Insight

What is the Difference between VantageScore 4.0 and Classic FICO Scores?

October 14, 2025

VantageScore 4.0 and the Classic FICO® scoring models use different criteria to calculate consumer credit scores. While both consumer credit scores use a 300-to-850 score range and evaluate similar information from consumer credit reports, they differ in how they weigh certain factors and what data they include.

Using industry standard measures to assess predictive value, VantageScore 4.0 consistently outperforms benchmark models. VantageScore 4.0's predictive performance power and default identification remain consistent, stable, and superior, no matter the method of mortgage credit score aggregation for the tri-merge. Additionally, VantageScore 4.0 enables lenders to increase financial inclusion by accurately assessing approximately 33 million more consumers than other commercially available credit score models.

According to Dr. Andrada Pacheco, EVP and Chief Data Scientist at VantageScore, “Even when using the "tri-merge median" method (middle of the three bureau scores comparison), VantageScore 4.0 still outperforms Classic FICO for high-risk loans entering the stress environment of the pandemic (2019 originations with FICO ≤ 720), capturing a relative 8.1% more defaults in the riskiest decile, with a +40.8% lift in Gini value and +34% lift in KS test. This is clear evidence that the VantageScore 4.0 model better isolates high-risk borrowers ahead of the pandemic. This also underlies our conclusion that the VantageScore 4.0's model performance and not the aggregation formula for the tri-merge drives the superior VantageScore outcome.”

To promote credit scoring competition and support consumers and the Mortgage industry, Equifax has announced that they will offer VantageScore® 4.0 mortgage credit scores at an over 50% reduction from FICO score 2026 prices, or $4.50, through the end of 2027. Equifax will also offer free VantageScore 4.0 credit scores to all Equifax mortgage, automotive, card, and consumer finance customers who purchase FICO scores from Equifax through the end of 2026. 

The key differences between VantageScore 4.0 and Classic FICO scores include:

  • Credit History Requirements: VantageScore 4.0 can generate a score with as little as one month of credit history and can also use "trended data" and "alternative data," such as rent, utility, and telecom payments, to enhance the assessment of creditworthiness. It was the first credit score to incorporate these factors, with a goal of expanding access to credit for millions more Americans. Classic FICO typically requires at least six months of credit history with an active account. 

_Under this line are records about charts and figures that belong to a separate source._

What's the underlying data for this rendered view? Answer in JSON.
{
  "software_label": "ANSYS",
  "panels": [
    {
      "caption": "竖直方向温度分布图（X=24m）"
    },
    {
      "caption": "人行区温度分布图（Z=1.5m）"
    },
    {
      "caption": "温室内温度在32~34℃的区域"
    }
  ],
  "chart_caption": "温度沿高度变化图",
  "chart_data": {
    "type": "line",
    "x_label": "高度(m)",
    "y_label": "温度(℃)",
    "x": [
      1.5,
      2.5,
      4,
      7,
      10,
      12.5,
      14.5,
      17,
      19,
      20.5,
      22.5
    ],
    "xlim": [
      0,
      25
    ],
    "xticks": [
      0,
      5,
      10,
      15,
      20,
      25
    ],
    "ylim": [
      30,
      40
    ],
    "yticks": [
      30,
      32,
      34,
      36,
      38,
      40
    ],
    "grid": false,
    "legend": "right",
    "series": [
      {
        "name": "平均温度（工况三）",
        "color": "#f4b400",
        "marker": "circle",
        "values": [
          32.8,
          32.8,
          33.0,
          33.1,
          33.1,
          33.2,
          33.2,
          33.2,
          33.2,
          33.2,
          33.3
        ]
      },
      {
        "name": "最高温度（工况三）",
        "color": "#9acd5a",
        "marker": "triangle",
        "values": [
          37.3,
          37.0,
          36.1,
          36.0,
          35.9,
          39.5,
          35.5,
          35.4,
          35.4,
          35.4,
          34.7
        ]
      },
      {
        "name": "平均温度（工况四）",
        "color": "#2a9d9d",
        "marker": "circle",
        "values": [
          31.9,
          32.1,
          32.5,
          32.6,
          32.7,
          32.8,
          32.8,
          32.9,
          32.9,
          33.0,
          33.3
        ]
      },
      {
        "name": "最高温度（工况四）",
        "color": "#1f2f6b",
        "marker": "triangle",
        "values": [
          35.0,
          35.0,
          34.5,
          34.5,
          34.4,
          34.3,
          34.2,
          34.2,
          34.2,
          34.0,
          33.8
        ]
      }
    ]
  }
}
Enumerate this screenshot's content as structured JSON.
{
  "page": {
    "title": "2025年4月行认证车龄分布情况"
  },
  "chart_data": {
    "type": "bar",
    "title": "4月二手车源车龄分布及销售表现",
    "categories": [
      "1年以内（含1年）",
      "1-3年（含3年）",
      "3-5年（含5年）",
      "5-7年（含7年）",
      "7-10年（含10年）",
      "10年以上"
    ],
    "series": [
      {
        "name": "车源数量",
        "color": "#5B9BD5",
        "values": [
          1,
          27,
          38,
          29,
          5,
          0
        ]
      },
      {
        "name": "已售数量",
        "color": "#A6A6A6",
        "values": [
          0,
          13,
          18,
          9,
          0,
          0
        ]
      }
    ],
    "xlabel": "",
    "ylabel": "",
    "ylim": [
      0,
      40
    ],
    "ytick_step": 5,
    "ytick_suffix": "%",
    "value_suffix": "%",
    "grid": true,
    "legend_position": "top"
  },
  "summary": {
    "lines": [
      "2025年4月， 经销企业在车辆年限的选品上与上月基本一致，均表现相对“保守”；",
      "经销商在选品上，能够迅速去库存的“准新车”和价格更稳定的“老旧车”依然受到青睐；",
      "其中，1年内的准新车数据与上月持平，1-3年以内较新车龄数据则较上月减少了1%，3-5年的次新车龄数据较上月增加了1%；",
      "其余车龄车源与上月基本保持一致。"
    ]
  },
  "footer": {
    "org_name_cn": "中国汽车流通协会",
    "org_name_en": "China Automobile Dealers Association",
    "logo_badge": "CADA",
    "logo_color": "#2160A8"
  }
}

  • Data Analysis: VantageScore 4.0 uses trended credit data, which reflects changes in credit data over time, instead of relying on the static, point-in-time credit history records leveraged by conventional FICO credit scores. These deeper insights have proven to provide a 20% lift in originations without adding incremental risk – enabling greater mainstream financial opportunities for more people. Classic FICO provides more of a snapshot of an individual’s credit utilization at a specific point in time.

  • Collection Accounts: VantageScore 4.0 does not factor in paid collection accounts and ignores unpaid medical collections. Classic FICO may ignore paid collections and also disregards smaller collection accounts with an original balance under $100.

  • Hard Inquiries: Both models have a grace period for multiple hard inquiries for the same type of loan, counting them as a single inquiry. The grace periods differ, with Classic FICO using a 45-day window for auto, student, and mortgage loan inquiries, while VantageScore 4.0 uses a 14-day window and applies it to more types of credit, including credit cards.

VantageScore is the fastest growing credit scoring company in the U.S., developing the industry's most innovative, predictive, and inclusive credit score models. More than 3,700 institutions, including nine of the top 10 U.S. banks, use VantageScore credit scores to provide consumer credit products like credit cards, auto loans, personal loans and mortgages. By providing a fair and accurate credit score to a broader population, VantageScore creates opportunities for lenders to extend credit safely and soundly to consumers historically underserved by legacy processes.

There are many differences between VantageScore credit scores and FICO® credit scores, and each companies' various credit scoring models. Equifax encourages all consumers to understand how credit scores are calculated as well as monitor their credit regularly. 

FORWARD-LOOKING STATEMENTS

This article contains certain forward-looking information to help you understand Equifax and its business environment. All statements that address operating performance and events or developments that we expect or anticipate will occur in the future, including statements relating to the pricing strategies, potential benefits and value propositions of product offerings of Equifax and its competitors, are forward-looking statements. We believe these forward-looking statements are reasonable as and when made. However, forward-looking statements are subject to risks and uncertainties that could cause actual results to differ materially from our historical experience and our present expectations or projections. These risks and uncertainties include, but are not limited to, those described in our 2024 Form 10-K and subsequent SEC filings. As a result of such risks and uncertainties, we urge you not to place undue reliance on any forward-looking statements. Forward-looking statements speak only as of the date when made. We undertake no obligation to publicly update or revise any forward-looking statements, whether as a result of new information, future events or otherwise, except as required by law.